This year’s team included Awildo Gutierrez ’23, Qianzi Hou ’23, David De Frutos Ostrander ’23, Trevor Scheuing ’23, Gabriana Rosario Guerrero ’23, and Brendan Magill ’23.
Established in 1938, the competition is administered by the Mathematical Association of America. As they are every year, the 12 problems on this year’s Putnam exam were some of the most challenging undergraduate mathematics problems imaginable. The exam is so challenging that, in a typical year, the national median individual score is zero out of 120 points possible.

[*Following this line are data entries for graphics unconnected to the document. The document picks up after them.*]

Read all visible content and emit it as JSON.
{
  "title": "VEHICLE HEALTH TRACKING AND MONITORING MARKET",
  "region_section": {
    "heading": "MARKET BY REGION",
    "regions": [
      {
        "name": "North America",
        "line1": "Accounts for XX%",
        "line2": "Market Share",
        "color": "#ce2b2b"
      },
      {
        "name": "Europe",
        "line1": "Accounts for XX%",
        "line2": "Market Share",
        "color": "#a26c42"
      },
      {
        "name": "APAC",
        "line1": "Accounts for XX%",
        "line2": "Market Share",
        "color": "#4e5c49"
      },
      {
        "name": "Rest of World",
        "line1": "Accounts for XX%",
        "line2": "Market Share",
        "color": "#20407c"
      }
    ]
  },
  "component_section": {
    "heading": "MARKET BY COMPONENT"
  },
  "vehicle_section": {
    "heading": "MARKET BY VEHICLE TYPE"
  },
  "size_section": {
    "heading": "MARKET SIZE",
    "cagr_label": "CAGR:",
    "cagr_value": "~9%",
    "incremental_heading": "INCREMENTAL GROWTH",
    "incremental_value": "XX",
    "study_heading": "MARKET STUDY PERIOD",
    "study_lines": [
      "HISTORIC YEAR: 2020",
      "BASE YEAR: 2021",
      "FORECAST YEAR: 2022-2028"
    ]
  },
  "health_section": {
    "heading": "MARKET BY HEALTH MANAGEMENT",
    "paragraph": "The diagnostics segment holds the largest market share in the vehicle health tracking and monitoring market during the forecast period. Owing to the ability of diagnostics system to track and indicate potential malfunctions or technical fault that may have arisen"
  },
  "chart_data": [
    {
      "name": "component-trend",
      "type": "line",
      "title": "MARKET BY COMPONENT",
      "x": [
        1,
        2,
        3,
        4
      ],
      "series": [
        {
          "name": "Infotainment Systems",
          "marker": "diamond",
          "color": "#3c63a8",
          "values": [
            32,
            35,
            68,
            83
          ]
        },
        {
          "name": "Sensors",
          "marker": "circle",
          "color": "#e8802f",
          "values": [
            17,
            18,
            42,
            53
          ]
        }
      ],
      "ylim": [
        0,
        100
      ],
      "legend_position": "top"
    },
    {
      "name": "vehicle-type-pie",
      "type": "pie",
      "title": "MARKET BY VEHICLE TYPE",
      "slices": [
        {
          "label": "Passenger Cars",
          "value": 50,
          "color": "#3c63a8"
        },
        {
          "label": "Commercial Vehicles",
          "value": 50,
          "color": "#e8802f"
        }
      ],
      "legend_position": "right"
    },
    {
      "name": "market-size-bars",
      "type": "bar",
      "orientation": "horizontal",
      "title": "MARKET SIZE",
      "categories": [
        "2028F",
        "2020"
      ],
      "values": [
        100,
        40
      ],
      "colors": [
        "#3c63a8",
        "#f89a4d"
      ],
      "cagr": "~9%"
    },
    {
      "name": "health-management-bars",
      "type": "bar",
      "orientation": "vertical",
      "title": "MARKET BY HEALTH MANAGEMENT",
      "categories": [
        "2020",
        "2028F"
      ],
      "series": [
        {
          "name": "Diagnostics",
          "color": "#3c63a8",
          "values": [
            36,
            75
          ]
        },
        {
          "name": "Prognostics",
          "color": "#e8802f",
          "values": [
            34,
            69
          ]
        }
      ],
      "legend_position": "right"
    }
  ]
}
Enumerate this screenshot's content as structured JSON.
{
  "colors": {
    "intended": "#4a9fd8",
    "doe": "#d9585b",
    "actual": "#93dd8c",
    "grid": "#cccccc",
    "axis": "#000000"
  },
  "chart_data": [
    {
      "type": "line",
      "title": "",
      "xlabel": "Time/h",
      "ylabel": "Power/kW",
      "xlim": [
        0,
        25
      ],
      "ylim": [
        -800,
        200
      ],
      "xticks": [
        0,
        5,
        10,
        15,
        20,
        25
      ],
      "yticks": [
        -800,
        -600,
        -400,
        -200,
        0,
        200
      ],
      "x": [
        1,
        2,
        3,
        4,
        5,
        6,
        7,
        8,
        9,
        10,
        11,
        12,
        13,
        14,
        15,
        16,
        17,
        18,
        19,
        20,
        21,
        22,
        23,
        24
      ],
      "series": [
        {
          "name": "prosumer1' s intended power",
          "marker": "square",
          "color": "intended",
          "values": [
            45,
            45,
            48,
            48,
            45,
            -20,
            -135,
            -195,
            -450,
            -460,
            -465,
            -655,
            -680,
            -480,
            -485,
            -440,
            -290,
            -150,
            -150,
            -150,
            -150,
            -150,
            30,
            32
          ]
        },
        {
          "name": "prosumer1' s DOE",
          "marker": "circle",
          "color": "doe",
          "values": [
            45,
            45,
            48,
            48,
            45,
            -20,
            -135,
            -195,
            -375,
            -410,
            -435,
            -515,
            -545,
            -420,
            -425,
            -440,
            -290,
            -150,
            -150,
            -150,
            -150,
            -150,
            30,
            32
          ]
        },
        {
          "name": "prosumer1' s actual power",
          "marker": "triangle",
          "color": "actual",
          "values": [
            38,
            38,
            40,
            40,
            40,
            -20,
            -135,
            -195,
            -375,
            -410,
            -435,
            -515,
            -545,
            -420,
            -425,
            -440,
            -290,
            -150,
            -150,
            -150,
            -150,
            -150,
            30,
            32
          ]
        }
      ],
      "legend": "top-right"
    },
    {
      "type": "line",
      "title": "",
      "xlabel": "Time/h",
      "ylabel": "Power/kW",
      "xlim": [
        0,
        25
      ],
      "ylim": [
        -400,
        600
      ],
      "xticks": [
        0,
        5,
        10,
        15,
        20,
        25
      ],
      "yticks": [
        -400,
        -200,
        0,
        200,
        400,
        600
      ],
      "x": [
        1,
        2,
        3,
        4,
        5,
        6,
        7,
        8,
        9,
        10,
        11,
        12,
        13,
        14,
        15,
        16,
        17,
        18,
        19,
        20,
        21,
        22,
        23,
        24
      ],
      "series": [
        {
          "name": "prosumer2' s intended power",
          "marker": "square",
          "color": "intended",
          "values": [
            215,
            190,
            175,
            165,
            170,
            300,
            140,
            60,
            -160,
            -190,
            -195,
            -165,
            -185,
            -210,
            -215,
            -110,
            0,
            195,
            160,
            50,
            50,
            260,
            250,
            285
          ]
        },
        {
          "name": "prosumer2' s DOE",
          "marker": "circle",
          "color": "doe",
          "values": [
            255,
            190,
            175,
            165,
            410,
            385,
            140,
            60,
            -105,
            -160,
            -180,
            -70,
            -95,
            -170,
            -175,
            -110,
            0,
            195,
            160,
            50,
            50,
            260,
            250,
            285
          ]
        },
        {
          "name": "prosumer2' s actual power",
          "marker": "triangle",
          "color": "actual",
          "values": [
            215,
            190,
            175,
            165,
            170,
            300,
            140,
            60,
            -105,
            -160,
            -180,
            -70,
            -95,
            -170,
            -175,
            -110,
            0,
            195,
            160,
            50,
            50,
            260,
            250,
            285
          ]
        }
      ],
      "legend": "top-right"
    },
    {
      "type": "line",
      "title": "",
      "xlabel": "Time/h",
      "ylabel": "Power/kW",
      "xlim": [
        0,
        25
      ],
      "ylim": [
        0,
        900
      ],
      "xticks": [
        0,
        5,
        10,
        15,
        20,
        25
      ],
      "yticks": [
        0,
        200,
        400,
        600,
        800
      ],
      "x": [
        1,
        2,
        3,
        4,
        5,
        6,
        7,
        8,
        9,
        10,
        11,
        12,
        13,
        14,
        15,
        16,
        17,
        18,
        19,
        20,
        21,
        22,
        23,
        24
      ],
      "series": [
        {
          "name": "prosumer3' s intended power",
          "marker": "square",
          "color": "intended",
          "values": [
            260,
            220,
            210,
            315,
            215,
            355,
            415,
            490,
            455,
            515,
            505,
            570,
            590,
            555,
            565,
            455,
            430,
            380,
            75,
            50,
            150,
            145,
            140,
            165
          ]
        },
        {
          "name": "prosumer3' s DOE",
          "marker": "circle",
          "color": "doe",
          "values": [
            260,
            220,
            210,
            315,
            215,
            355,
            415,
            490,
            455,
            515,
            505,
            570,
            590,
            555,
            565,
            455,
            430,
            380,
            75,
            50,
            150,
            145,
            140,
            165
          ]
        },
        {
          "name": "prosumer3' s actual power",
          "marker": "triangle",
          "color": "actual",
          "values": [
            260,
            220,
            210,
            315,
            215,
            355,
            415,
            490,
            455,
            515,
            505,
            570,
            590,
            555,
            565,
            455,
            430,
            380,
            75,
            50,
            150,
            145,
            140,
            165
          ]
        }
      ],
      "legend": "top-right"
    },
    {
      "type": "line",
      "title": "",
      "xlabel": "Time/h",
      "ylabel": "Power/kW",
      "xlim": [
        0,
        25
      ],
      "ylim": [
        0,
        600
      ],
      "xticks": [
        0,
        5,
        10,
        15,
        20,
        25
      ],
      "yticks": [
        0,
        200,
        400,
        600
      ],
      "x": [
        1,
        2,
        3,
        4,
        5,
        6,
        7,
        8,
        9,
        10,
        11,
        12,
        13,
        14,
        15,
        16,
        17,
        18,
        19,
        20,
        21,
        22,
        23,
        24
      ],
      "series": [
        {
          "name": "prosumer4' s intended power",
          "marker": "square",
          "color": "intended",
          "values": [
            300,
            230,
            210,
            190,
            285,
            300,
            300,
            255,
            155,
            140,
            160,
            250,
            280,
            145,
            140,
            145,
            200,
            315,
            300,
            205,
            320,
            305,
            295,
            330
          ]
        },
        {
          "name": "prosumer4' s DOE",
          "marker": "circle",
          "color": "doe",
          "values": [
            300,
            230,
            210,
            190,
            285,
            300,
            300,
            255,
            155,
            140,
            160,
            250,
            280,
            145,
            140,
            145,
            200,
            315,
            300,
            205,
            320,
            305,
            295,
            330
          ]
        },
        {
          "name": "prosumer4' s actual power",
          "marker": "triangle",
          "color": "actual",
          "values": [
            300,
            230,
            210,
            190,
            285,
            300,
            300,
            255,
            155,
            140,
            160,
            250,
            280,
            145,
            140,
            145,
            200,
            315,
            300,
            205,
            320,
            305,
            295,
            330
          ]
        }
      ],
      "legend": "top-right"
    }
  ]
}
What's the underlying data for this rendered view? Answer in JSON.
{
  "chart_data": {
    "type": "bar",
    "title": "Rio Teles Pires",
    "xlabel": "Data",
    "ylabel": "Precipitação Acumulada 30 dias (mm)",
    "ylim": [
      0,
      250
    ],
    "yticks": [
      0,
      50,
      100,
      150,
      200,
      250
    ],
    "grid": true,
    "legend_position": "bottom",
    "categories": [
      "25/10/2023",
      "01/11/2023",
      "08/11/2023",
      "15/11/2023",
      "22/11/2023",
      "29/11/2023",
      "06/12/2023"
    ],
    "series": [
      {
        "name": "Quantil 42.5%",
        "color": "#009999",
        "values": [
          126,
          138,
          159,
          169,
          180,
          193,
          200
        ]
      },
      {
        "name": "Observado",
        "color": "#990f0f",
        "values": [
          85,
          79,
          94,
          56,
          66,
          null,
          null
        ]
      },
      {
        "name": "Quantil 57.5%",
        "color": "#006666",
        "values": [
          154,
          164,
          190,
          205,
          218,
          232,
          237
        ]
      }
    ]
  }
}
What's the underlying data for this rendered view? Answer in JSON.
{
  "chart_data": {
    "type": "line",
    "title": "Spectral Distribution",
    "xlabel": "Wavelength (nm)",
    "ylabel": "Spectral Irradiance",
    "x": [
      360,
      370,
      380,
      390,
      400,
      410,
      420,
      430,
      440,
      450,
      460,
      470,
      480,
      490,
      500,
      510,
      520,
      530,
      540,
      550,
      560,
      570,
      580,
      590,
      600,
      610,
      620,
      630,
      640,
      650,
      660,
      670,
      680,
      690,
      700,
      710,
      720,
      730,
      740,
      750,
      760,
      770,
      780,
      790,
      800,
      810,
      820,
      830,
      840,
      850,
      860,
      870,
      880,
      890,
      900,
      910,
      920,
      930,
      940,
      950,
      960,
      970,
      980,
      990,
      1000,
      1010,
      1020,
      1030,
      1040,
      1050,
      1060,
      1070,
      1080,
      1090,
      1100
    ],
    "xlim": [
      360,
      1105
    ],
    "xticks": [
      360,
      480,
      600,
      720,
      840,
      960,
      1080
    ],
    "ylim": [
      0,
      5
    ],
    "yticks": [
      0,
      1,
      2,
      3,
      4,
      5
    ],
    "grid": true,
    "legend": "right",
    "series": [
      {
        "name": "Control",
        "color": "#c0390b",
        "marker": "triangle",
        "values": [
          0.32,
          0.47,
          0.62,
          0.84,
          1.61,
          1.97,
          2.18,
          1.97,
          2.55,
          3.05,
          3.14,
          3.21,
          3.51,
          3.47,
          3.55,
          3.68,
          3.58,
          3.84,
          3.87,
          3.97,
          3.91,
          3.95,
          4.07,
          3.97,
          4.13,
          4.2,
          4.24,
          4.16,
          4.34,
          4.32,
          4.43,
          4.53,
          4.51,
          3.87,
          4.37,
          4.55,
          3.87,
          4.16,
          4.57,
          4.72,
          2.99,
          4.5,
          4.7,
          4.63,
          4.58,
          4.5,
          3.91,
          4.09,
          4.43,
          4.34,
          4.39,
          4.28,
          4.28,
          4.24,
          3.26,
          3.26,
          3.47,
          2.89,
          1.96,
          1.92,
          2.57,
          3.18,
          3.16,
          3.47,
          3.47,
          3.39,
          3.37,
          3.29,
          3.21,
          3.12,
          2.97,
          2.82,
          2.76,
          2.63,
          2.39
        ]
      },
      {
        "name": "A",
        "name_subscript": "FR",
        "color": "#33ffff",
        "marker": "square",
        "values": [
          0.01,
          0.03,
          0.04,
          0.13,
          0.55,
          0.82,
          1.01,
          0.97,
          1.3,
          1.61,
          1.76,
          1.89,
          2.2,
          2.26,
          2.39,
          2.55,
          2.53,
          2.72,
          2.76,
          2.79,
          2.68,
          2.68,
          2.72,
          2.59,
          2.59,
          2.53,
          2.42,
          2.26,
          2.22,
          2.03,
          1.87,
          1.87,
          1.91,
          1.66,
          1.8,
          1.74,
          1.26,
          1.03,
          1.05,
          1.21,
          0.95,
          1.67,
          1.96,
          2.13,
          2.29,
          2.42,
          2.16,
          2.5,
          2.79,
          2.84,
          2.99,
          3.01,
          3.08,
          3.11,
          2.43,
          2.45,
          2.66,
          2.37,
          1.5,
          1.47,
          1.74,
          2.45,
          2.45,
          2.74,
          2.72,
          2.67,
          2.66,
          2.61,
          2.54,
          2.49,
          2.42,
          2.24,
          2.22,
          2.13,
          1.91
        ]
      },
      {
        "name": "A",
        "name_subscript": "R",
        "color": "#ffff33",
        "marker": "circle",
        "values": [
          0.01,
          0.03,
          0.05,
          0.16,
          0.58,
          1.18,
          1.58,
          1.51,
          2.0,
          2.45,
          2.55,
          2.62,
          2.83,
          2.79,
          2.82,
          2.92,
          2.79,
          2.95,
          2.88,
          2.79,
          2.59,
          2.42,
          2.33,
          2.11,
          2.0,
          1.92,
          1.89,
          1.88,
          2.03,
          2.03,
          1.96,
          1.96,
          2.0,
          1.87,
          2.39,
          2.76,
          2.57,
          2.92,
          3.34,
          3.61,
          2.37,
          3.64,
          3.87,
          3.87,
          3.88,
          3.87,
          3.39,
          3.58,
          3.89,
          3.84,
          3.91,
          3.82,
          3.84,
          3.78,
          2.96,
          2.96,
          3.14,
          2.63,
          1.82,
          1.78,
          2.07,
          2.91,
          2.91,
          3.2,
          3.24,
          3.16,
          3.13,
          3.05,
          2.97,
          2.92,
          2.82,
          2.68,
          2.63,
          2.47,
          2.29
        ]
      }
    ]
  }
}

Despite these odds, Hamilton has had impressive showings. In 2016, the Hamilton team earned a national rank of #88 (out of all colleges and universities in the U.S .and Canada). In 2018 and 2019, the team won first place in the Snow Bowl, a friendly competition among Colgate, Skidmore, and St. Lawrence for which each school tallies its top scores on the Putnam to determine the winner.
“Since the competition wasn’t held in 2020, if we were to win again this year it would be a 3-peat,” Dykstra said. “However, winning multiple years in a row is challenging because for each year that a team wins, an additional 10-point handicap is added.” This year the Hamilton team has a 20-point handicap.
Dykstra called the students who competed this year “very talented, and I expect the team to hold their own against the teams from Colgate, Skidmore, and St. Lawrence. In conversations with students after the exam, it sounded like [they] made excellent progress on the problems, despite how challenging they are. The results of the competition are usually revealed in late March, and I’ll be eager to see how the team does,” he said.